All examples and conditional language provided herein are intended for the pedagogical purposes of aiding the reader in understanding the invention and the concepts contributed by the inventor to further the art, and are not to be construed as limitations to such specifically recited examples and conditions, nor does the organization of such examples in the specification relate to a showing of the superiority and inferiority of the invention.
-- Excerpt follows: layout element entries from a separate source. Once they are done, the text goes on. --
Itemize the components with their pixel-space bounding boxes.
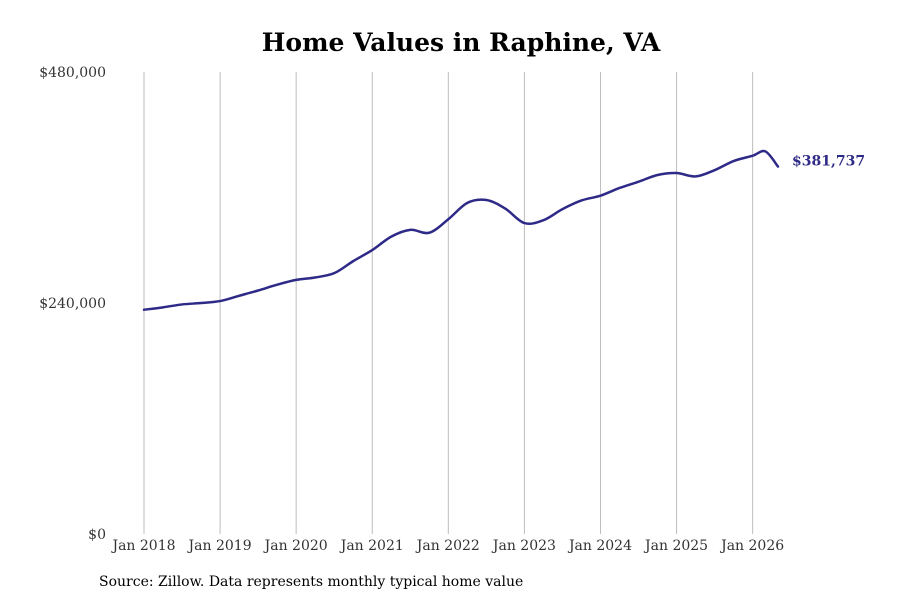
series-line-0 xyxy=(142,149,780,311)
x-tick-label: Jan 2022 xyxy=(415,538,480,554)
y-axis-ticks: $0 $240,000 $480,000 xyxy=(39,65,106,543)
x-tick-label: Jan 2023 xyxy=(491,538,556,554)
y-tick-label: $480,000 xyxy=(39,65,106,81)
end-value-label: $381,737 xyxy=(792,154,865,170)
y-tick-label: $240,000 xyxy=(39,296,106,312)
x-tick-label: Jan 2024 xyxy=(567,538,632,554)
chart-title: Home Values in Raphine, VA xyxy=(261,28,661,57)
grid-lines xyxy=(143,72,754,534)
x-axis-ticks: Jan 2018 Jan 2019 Jan 2020 Jan 2021 Jan 2022… xyxy=(110,538,784,554)
x-tick-label: Jan 2018 xyxy=(110,538,175,554)
x-tick-label: Jan 2025 xyxy=(643,538,708,554)
annotation-layer: $381,737 xyxy=(792,154,865,170)
y-tick-label: $0 xyxy=(88,527,106,543)
x-tick-label: Jan 2026 xyxy=(719,538,784,554)
x-tick-label: Jan 2019 xyxy=(187,538,252,554)
series-layer xyxy=(142,149,780,311)
source-note: Source: Zillow. Data represents monthly … xyxy=(99,574,524,590)
x-tick-label: Jan 2020 xyxy=(263,538,328,554)
x-tick-label: Jan 2021 xyxy=(339,538,404,554)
Although one or more embodiments of the present invention have been described in detail, it should be understood that the various changes, substitutions, and alterations could be made hereto without departing from the spirit and scope of the invention.

Claims

1. An information processing apparatus comprising:

a memory; and

a processor coupled to the memory and configured to:

obtain an actual measurement voltage at a time of a voltage change of a battery;

estimate an internal impedance of the battery based on an equivalent circuit model of the battery in which a Warburg impedance is represented by an approximate equation using an equivalent circuit which is a series circuit of CR circuits and has steps of a power of 10 as a time constant of the CR circuit and the actual measurement voltage;

determine a deterioration state of the battery based on the internal impedance; and

notify of deterioration of the battery in a case where the deterioration diagnosis unit detects deterioration.

2. The information processing apparatus according to claim 1

wherein the equivalent circuit includes the five CR circuits.

3. The information processing apparatus according to claim 1

wherein the approximate equation is an equation which approximates a calculation result obtained by Z-transform on a Warburg impedance.

4. The information processing apparatus according to claim 1,

wherein the processor is configured to:

obtain an actual measurement current;

calculate an equivalent circuit parameter included in the equivalent circuit model in which an error between an estimated voltage calculated based on the equivalent circuit model and the actual measurement current and the actual measurement voltage is minimized; and

determine a deterioration state of the battery based on the equivalent circuit parameter.

5. An information processing apparatus comprising:

a memory; and

a processor coupled to the memory and configured to:

obtain an actual measurement voltage at a time of a voltage change of a battery; and

estimate an internal impedance of the battery based on an equivalent circuit model of the battery in which a Warburg impedance is represented by an approximate equation using an equivalent circuit which is a series circuit of CR circuits and has steps of a power of 10 as a time constant of the CR circuit and the actual measurement voltage.

6. A non-transitory computer-readable recording medium storing a battery deterioration diagnosis program causing a computer to execute a process, the process comprising:

obtaining an actual measurement voltage at a time of a voltage change of a battery;

estimating an internal impedance of the battery based on an equivalent circuit model of the battery in which a Warburg impedance is represented by an approximate equation using an equivalent circuit which is a series circuit of CR circuits and has steps of a power of 10 as a time constant of the CR circuit and the obtained actual measurement voltage;

determining a deterioration state of the battery based on the estimated internal impedance; and

notifying of deterioration of the battery in a case where the deterioration is detected.

7. The non-transitory computer-readable recording medium according to claim 6,

wherein the equivalent circuit includes the five CR circuits.

8. The non-transitory computer-readable recording medium according to claim 6,

wherein the approximate equation is an equation which approximates a calculation result obtained by Z-transform on a Warburg impedance.

9. The non-transitory computer-readable recording medium according to claim 6, further comprising:

obtaining an actual measurement current,

calculating an equivalent circuit parameter included in the equivalent circuit model in which an error between an estimated voltage calculated based on the equivalent circuit model and the actual measurement current and the actual measurement voltage is minimized; and

determining a deterioration state of the battery based on the equivalent circuit parameter.